Pour nous, fidèles du Christ, une « boussole » nous est donnée : la pensée sociale de l’Eglise qui nous renseigne sur les fondements de la société, les éléments incontournables que sont la liberté de penser, la liberté de culte, la sécurité, le respect des opinions et de la vie privée, etc. Mais ces fondements viennent de la loi morale que l’homme reçoit de l’auteur de la vie : « Je suis le Seigneur ton Dieu qui t’ai fait sortir de la terre d’esclavage » (Exode 20, 2-17, Deutéronome 5,2-22). Dieu veut faire alliance avec l’homme et il lui indique le chemin de la vie, il lui donne les « dix paroles » (commandements) qui y conduisent. Mais Il ira plus loin encore en nous donnant sa propre vie par le sacrifice de Jésus son fils sur la Croix. L’amour a sauvé le monde pour toujours mais tant que l’humanité n’y consentira pas nous vivrons jusqu’à l’horreur la tyrannie des idées devenues folles. Notre unité demeure la foi en Jésus mort et ressuscité, le seul Sauveur du monde. Notre défense est notre confiance absolue et sans cesse renouvelée qu’il est vainqueur de tout mal. C’est notre consolation et notre espérance quand se déchaîne la haine.

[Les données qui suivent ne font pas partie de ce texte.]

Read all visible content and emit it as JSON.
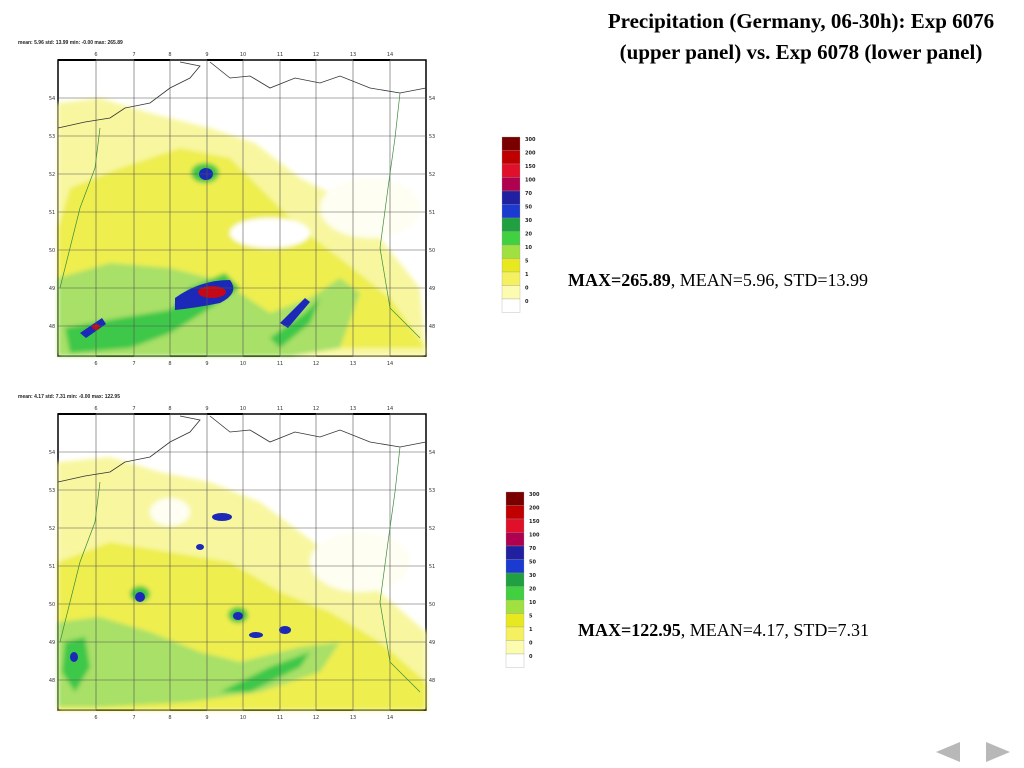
{
  "slide": {
    "title": "Precipitation (Germany, 06-30h): Exp 6076 (upper panel) vs. Exp 6078 (lower panel)"
  },
  "panels": [
    {
      "stats_line": "mean: 5.96 std: 13.99 min: -0.00 max: 265.89",
      "max_label": "MAX=265.89",
      "rest_label": ", MEAN=5.96, STD=13.99",
      "lon_ticks": [
        "6",
        "7",
        "8",
        "9",
        "10",
        "11",
        "12",
        "13",
        "14"
      ],
      "lat_ticks": [
        "54",
        "53",
        "52",
        "51",
        "50",
        "49",
        "48"
      ]
    },
    {
      "stats_line": "mean: 4.17 std: 7.31 min: -0.00 max: 122.95",
      "max_label": "MAX=122.95",
      "rest_label": ", MEAN=4.17, STD=7.31",
      "lon_ticks": [
        "6",
        "7",
        "8",
        "9",
        "10",
        "11",
        "12",
        "13",
        "14"
      ],
      "lat_ticks": [
        "54",
        "53",
        "52",
        "51",
        "50",
        "49",
        "48"
      ]
    }
  ],
  "legend": {
    "levels": [
      "300",
      "200",
      "150",
      "100",
      "70",
      "50",
      "30",
      "20",
      "10",
      "5",
      "1",
      "0",
      "0"
    ],
    "colors": [
      "#7a0000",
      "#c00000",
      "#e0102a",
      "#b00050",
      "#2020a0",
      "#1a3ad0",
      "#20a040",
      "#40d040",
      "#a0e040",
      "#e8e820",
      "#f4f060",
      "#fcfcb0",
      "#ffffff"
    ]
  },
  "colors": {
    "light_yellow": "#f8f7a0",
    "yellow": "#eeee50",
    "light_green": "#a8e068",
    "green": "#3cc848",
    "blue": "#1c28b8",
    "red": "#c40818"
  },
  "navigation": {
    "prev_icon": "triangle-left-icon",
    "next_icon": "triangle-right-icon"
  }
}
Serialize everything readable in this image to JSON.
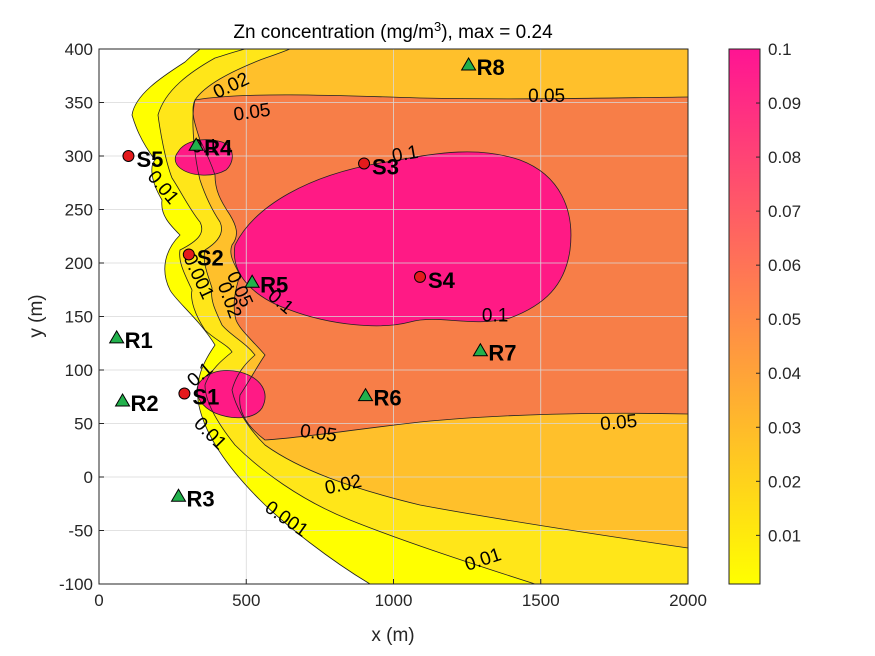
{
  "chart_data": {
    "type": "contour",
    "title": "Zn concentration (mg/m",
    "title_sup": "3",
    "title_tail": "), max =  0.24",
    "xlabel": "x (m)",
    "ylabel": "y (m)",
    "xlim": [
      0,
      2000
    ],
    "ylim": [
      -100,
      400
    ],
    "xticks": [
      0,
      500,
      1000,
      1500,
      2000
    ],
    "yticks": [
      -100,
      -50,
      0,
      50,
      100,
      150,
      200,
      250,
      300,
      350,
      400
    ],
    "grid": true,
    "levels": [
      0.001,
      0.01,
      0.02,
      0.05,
      0.1
    ],
    "colorbar": {
      "min": 0.001,
      "max": 0.1,
      "ticks": [
        0.01,
        0.02,
        0.03,
        0.04,
        0.05,
        0.06,
        0.07,
        0.08,
        0.09,
        0.1
      ],
      "tick_labels": [
        "0.01",
        "0.02",
        "0.03",
        "0.04",
        "0.05",
        "0.06",
        "0.07",
        "0.08",
        "0.09",
        "0.1"
      ],
      "color_low": "#ffff00",
      "color_high": "#ff1493"
    },
    "fill_colors": {
      "below_0.001": "#ffffff",
      "0.001_0.01": "#ffff00",
      "0.01_0.02": "#ffe619",
      "0.02_0.05": "#ffc02b",
      "0.05_0.1": "#f77e48",
      "above_0.1": "#ff1a85"
    },
    "contour_labels": [
      {
        "text": "0.02",
        "x": 450,
        "y": 365,
        "rot": -25
      },
      {
        "text": "0.05",
        "x": 520,
        "y": 340,
        "rot": -8
      },
      {
        "text": "0.05",
        "x": 1520,
        "y": 355,
        "rot": 0
      },
      {
        "text": "0.1",
        "x": 360,
        "y": 308,
        "rot": 0
      },
      {
        "text": "0.1",
        "x": 1040,
        "y": 301,
        "rot": -10
      },
      {
        "text": "0.01",
        "x": 215,
        "y": 270,
        "rot": 50
      },
      {
        "text": "0.001",
        "x": 335,
        "y": 187,
        "rot": 65
      },
      {
        "text": "0.02",
        "x": 440,
        "y": 165,
        "rot": 70
      },
      {
        "text": "0.05",
        "x": 475,
        "y": 175,
        "rot": 65
      },
      {
        "text": "0.1",
        "x": 615,
        "y": 163,
        "rot": 40
      },
      {
        "text": "0.1",
        "x": 1345,
        "y": 150,
        "rot": 0
      },
      {
        "text": "0.1",
        "x": 345,
        "y": 95,
        "rot": -40
      },
      {
        "text": "0.01",
        "x": 375,
        "y": 40,
        "rot": 45
      },
      {
        "text": "0.05",
        "x": 745,
        "y": 40,
        "rot": 8
      },
      {
        "text": "0.05",
        "x": 1765,
        "y": 50,
        "rot": -5
      },
      {
        "text": "0.02",
        "x": 830,
        "y": -8,
        "rot": -12
      },
      {
        "text": "0.001",
        "x": 635,
        "y": -40,
        "rot": 35
      },
      {
        "text": "0.01",
        "x": 1305,
        "y": -78,
        "rot": -18
      }
    ],
    "sources": [
      {
        "name": "S1",
        "x": 290,
        "y": 78
      },
      {
        "name": "S2",
        "x": 305,
        "y": 208
      },
      {
        "name": "S3",
        "x": 900,
        "y": 293
      },
      {
        "name": "S4",
        "x": 1090,
        "y": 187
      },
      {
        "name": "S5",
        "x": 100,
        "y": 300
      }
    ],
    "receptors": [
      {
        "name": "R1",
        "x": 60,
        "y": 130
      },
      {
        "name": "R2",
        "x": 80,
        "y": 71
      },
      {
        "name": "R3",
        "x": 270,
        "y": -18
      },
      {
        "name": "R4",
        "x": 330,
        "y": 310
      },
      {
        "name": "R5",
        "x": 520,
        "y": 182
      },
      {
        "name": "R6",
        "x": 905,
        "y": 76
      },
      {
        "name": "R7",
        "x": 1295,
        "y": 118
      },
      {
        "name": "R8",
        "x": 1255,
        "y": 385
      }
    ],
    "source_color": "#e41a1c",
    "receptor_color": "#22b14c"
  }
}
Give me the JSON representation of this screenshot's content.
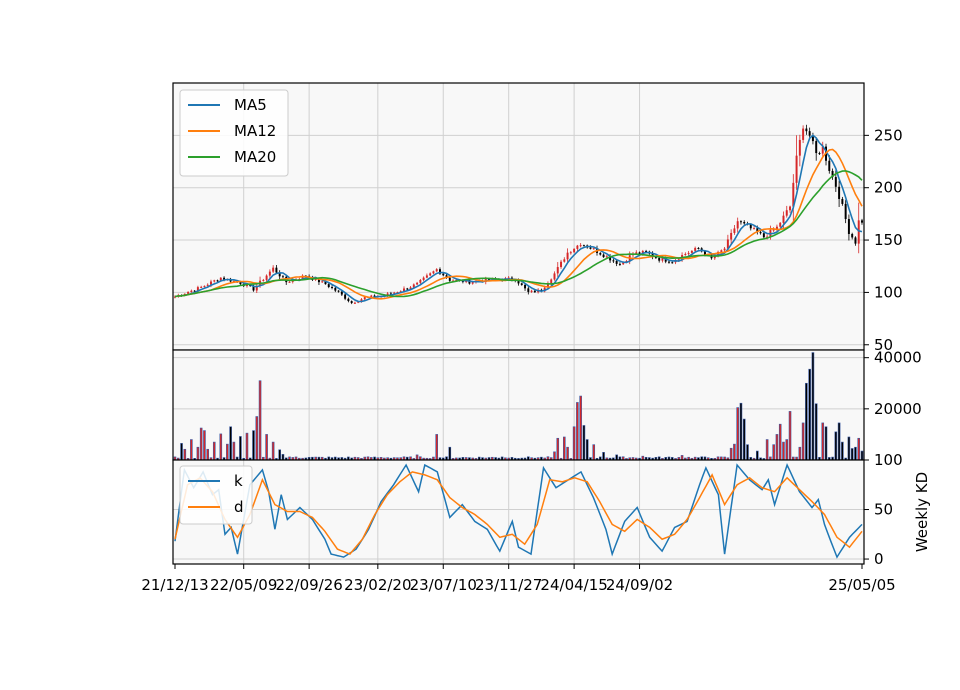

Que cette période de l’été favorise l’approfondissement de notre foi ! Que notre prière présente sans cesse au Seigneur toutes les victimes des tragédies de l’humanité. Ce dimanche 17 juillet, nous aurons à cœur à chaque messe de prier pour ces victimes et pour que les cœurs endurcis s’ouvrent à la miséricorde divine.